What is the best time to prune a sweet cherry tree, keeping in mind that it has a few spots of bacterial canker I would like to avoid spreading?
Warm dry weather is the best. I have sometimes painted over recent cuts when canker may be a problem, so you could always add that as insurance. While the opinion today is generally there is no need to paint over pruning wounds, I think there are a few exceptions, both for canker and fireblight susceptible plantings. I have seen too much canker/blight at pruning wounds.
Would a bordeaux mix painted lightly on the wounded surface of the cut pose any toxicity problems?
Scott, just because you get cankers on wounds is no proof at all that painting is helpful. It may just as well aggravate the problem, depending on the compound. If peach trees get less canker when in active growth it is probably because they have the most energy to wall off infection at that time. My guess is same would apply to cherries, but it is just a hunch.
I have very little canker issue with cherries here, and I don't know why. I do aggressive structural pruning when they are dormant just because that is the convenient time and come back during the spring and summer to head back new growth and encourage secondary branching and more small, fruit bearing wood. That is the trick with cherries- getting smaller wood quickly.
Hman, I don't have much data to go on other than cankers appearing at pruning wounds. When I take out a canker I will often paint it over in case I missed any. I generally do not put paint on other pruning cuts but maybe it would be a good idea if a disease is very active. I had many apple (un-painted) pruning cuts infected with fireblight late last fall, it caused a huge amount of damage in my orchard.
Noogy, I doubt the copper would cause any problems if not too strong but thats just a guess.
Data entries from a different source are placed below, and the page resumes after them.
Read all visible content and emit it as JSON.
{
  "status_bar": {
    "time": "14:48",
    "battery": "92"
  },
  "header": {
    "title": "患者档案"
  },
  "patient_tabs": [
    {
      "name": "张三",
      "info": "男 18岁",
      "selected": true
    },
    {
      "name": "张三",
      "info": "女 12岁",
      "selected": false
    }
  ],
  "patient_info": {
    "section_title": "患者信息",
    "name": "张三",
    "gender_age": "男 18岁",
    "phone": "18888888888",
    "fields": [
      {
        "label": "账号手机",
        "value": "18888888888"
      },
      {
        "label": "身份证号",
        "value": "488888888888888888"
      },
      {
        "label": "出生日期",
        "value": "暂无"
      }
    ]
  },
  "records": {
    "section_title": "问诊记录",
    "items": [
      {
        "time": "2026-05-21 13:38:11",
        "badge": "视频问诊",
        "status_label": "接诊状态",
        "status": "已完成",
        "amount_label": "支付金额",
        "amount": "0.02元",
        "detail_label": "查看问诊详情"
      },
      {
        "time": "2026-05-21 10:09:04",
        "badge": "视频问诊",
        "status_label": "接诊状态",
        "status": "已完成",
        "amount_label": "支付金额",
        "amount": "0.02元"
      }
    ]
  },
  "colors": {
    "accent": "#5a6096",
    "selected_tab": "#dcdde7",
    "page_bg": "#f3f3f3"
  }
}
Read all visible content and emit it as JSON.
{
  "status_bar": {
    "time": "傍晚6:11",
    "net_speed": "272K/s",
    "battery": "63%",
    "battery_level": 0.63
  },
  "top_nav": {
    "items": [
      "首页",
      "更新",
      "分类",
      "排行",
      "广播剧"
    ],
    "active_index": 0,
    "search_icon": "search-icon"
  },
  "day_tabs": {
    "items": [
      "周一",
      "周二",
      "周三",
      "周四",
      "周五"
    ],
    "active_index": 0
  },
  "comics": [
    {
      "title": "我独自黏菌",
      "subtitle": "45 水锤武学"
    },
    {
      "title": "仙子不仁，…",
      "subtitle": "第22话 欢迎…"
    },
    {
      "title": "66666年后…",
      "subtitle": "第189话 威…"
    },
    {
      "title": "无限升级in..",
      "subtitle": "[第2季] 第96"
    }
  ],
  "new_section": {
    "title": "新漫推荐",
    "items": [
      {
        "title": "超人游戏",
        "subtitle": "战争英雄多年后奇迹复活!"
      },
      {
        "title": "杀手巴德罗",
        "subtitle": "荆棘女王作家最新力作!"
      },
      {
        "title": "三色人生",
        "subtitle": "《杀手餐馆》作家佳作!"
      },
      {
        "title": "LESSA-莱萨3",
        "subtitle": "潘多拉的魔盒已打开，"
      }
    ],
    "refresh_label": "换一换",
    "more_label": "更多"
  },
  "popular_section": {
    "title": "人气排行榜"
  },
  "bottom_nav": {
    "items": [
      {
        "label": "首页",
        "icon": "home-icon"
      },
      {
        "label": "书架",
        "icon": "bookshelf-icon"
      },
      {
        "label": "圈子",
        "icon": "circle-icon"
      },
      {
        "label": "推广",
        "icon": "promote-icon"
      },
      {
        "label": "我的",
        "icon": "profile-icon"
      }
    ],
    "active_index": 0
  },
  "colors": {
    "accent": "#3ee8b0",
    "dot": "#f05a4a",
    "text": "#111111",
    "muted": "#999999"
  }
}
Scott, I believe if the paint was affective it would be well documented. There would be a very big market if it reduced FB damage and would be relatively easy to research. FB affects living tissue and I'm not sure the paint or compounds might not make tissue more vulnerable on the interface between compound and natural bark because it stops wounded tissue from being able to dry out as quickly. Fungus is the primary enemy of plant tissue and painted wounds may allow fungus to get a foothold, spreading beyond the wounds original edges and making these edges vulnerable to FB. It could work either way from my thinking.
It is interesting you have witnessed a lot of FB starting at wounds and all mine starts on small annual wood. The literature mostly talks about it originating on flowers.
You may have discovered another problem with close planting in the east coast. I summer prune during all weather conditions- but don't start until July for apples.